Au soir du premier tour des élections municipales, certaines listes entreront en négociations en vue du second tour. Elles auront jusqu'au mardi 17 mars pour trouver un accord susceptible de maximiser leurs chances de victoire, en passant par des alliances qui peuvent prendre plusieurs formes. On vous explique.
Se maintenir, fusionner ou se désister ? Entre les deux tours des élections municipales, la campagne ne s’arrête pas. Au contraire, les tractations s'accélèrent.

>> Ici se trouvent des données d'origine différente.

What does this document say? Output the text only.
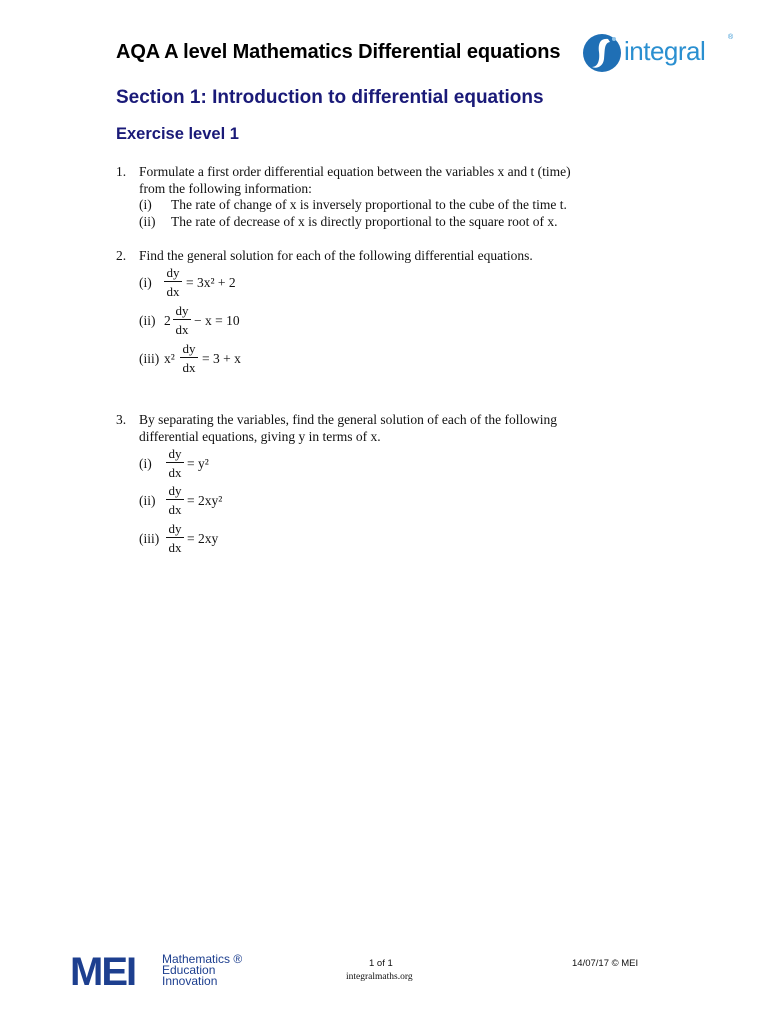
AQA A level Mathematics Differential equations integral	®
Section 1: Introduction to differential equations
Exercise level 1
1. Formulate a first order differential equation between the variables x and t (time)
from the following information:
(i) The rate of change of x is inversely proportional to the cube of the time t.
(ii) The rate of decrease of x is directly proportional to the square root of x.
2. Find the general solution for each of the following differential equations.
(i)
dy
dx
= 3x² + 2
(ii) 2
dy
dx
− x = 10
(iii) x²
dy
dx
= 3 + x
3. By separating the variables, find the general solution of each of the following
differential equations, giving y in terms of x.
(i)
dy
dx
= y²
(ii)
dy
dx
= 2xy²
(iii)
dy
dx
= 2xy
MEI Mathematics ®
Education
Innovation
1 of 1
integralmaths.org
14/07/17 © MEI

Alliances, fusions de listes, désistements stratégiques... Les négociations qui s’ouvrent après ce premier tour peuvent profondément rebattre les cartes et peser sur l’issue du scrutin du 22 mars.
LCP vous explique tout sur ce moment crucial de la campagne, ce que peuvent faire, ou pas, les candidats.
Les élections municipales permettent la désignation pour six ans du conseil municipal, lui-même chargé d'élire en son sein le ou la maire de la ville. Les électeurs votent pour une liste, composée successivement d'hommes et de femmes (ou inversement), lors d'une élection à deux tours.
Si une liste obtient la majorité absolue des suffrages exprimés dès le premier tour, elle remporte l'élection et obtient d'office 50% des sièges à pourvoir (sauf à Paris, Lyon et Marseille). Les autres sièges sont répartis proportionnellement entre les différentes listes ayant obtenu plus de 5% des suffrages.
Si aucune liste ne l'a emporté dès le premier tour, un second tour est organisé. Seules les listes qui ont obtenu au moins 10% des suffrages exprimés peuvent, si elles le souhaitent, se maintenir au second tour.
Les listes qui ont obtenu au moins 5% des suffrages exprimés peuvent, si les deux parties le souhaitent, fusionner avec une liste qui a obtenu au moins 10% des suffrages.
Si deux listes se maintiennent au second tour, on parle de duel. Il peut aussi y avoir des triangulaires (trois listes se maintiennent), des quadrangulaires (quatre listes), des quinquangulaires (cinq listes) ou même des sexangulaires (six listes).
Entre les deux tours de scrutin, les différentes listes susceptibles de se maintenir ou de fusionner peuvent donc entrer dans une période de négociations. Cette période court jusqu'au mardi 17 mars, à 18 heures.
Lors de cette période, une liste pourtant qualifiée au second tour peut décider de se désister, c'est-à-dire qu'elle peut décider de ne pas se présenter afin de favoriser la victoire d'une autre liste. La liste qui se désiste perd alors tout espoir d'être représentée au sein du conseil municipal.
Certaines listes peuvent aussi choisir de fusionner : l'objectif est d'additionner ses forces pour espérer pouvoir l'emporter. Certains candidats d'une liste sont alors intégrés, à l'issue de discussions, à une autre liste.
Deux types de fusion peuvent exister :
Au soir du second tour, la liste arrivée en tête obtient d'office 50% des sièges au conseil municipal. Les autres sièges sont répartis proportionnellement entre les différentes listes ayant obtenu plus de 5% des suffrages.